GREIT05037 - Capital gains: company ceasing to be a member of a group (section 179 TCGA): examples

Company leaves one group and joins a Group REIT

T and Z are members of group V. Z transferred a property to T on 30 June 2005 at a no gain/no loss value of 1,500. The market value at that date was 2,000. An existing Group REIT acquires T on 31 May 2007, when the market value of the property is 2,300. All companies have 31 December accounting dates.

The sale of T by V triggers a deemed disposal and acquisition of the property by T at its market value on 30 June 2005 (section 179(3) TCGA). The gain (before indexation) of 500 is treated as accruing to T on 1 January 2007 (section 179(4), being later than the date of the section 179(3) deemed sale and reacquisition). This gain is taxable on T in the accounting period that runs from 1 January to 31 May 2007 (the old one ceases and a new one begins when the UK-REIT regime first applies to T).

When T joins the Group REIT, there is another deemed sale and reacquisition of the property, at market value 2,300 (section 111(2) and (3) FA 2006). The gain of 300 between the section 179(3) deemed sale and reacquisition and the section 111(2) one, is ignored (section 111(7) FA 2006). T will pay an Entry Charge of 46 in respect of the property.

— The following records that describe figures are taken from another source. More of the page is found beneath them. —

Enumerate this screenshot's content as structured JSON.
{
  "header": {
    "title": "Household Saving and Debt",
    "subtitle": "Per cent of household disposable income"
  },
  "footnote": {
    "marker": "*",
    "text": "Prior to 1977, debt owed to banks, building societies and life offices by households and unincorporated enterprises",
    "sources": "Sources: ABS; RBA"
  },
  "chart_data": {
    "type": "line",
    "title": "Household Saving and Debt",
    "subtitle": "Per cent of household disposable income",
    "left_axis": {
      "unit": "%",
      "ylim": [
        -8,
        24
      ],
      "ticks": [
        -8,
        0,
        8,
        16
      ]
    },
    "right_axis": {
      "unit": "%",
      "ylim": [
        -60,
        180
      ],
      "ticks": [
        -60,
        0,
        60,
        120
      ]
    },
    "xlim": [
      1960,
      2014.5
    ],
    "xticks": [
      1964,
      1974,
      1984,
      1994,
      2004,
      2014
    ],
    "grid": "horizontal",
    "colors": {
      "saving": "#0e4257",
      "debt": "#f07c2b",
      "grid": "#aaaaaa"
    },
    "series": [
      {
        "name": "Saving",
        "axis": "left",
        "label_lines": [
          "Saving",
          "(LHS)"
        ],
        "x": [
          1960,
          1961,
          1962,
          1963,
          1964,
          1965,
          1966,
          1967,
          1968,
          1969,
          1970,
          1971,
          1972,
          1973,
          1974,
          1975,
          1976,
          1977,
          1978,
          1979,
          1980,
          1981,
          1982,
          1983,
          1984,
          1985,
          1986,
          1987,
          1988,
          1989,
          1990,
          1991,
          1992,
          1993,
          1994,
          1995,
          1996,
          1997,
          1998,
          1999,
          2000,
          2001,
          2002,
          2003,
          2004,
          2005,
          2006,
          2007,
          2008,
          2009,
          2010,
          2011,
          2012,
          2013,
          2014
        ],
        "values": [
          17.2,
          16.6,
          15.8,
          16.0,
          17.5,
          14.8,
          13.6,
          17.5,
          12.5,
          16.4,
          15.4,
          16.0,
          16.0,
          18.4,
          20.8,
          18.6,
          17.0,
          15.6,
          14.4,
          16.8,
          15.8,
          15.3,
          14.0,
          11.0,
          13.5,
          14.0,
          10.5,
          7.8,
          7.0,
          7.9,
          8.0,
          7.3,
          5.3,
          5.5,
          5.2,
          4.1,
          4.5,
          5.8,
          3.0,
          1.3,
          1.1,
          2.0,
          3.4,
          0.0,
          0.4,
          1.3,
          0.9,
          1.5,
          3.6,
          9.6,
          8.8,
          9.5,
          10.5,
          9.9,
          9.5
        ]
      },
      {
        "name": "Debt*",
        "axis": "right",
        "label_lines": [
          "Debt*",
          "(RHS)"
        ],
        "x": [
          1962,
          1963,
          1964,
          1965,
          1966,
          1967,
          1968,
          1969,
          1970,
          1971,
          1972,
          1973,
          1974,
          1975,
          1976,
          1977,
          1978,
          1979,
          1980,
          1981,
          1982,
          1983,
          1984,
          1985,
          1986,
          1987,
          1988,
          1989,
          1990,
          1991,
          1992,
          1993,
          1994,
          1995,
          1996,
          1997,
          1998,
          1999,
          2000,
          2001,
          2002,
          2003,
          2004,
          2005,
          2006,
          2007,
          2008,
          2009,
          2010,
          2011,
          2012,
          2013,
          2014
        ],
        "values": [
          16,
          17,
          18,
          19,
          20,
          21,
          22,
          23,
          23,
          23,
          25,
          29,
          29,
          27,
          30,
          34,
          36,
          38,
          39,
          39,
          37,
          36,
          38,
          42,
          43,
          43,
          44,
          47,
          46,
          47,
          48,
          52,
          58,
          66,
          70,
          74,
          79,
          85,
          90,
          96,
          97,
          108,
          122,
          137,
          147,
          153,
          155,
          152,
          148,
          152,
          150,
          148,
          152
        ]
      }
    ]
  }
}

Company leaves a Group REIT

T and A are members of Group REIT G. A transferred a property to T on 30 June 2007 at a no gain/no loss value of 1,500. The market value at that date was 2,000. A company (which is not a UK-REIT) acquires T on 31 May 2008, when the market value of the property is 2,300. All companies have 31 December accounting dates.

The sale of T by G triggers a deemed disposal and acquisition of the property by T at its market value on 30 June 2007 (section 179(3) TCGA). The gain (before indexation) of 500 is treated as accruing to T on 1 January 2008 (section 179(4), being later than the date of the section 179(3) deemed sale and reacquisition). This gain accrues to T in the accounting period that runs from 1 January to 31 May 2008 (the old one ceases and a new one begins when the UK-REIT regime ceases to apply to T). This gain accrues while T is within the regime, and is therefore exempt under section 124 FA 2006.

When T leaves the Group REIT G, there is another deemed sale and reacquisition of the property, at market value 2,300 (section 131(2) and (3) FA 2006). The gain of 300 between the section 179(3) deemed sale and reacquisition and the section 131(2) one, is also ignored under section 124 FA 2006. The base cost of the property to T for future disposals is 2,300, and there are no deferred gains waiting to resurface.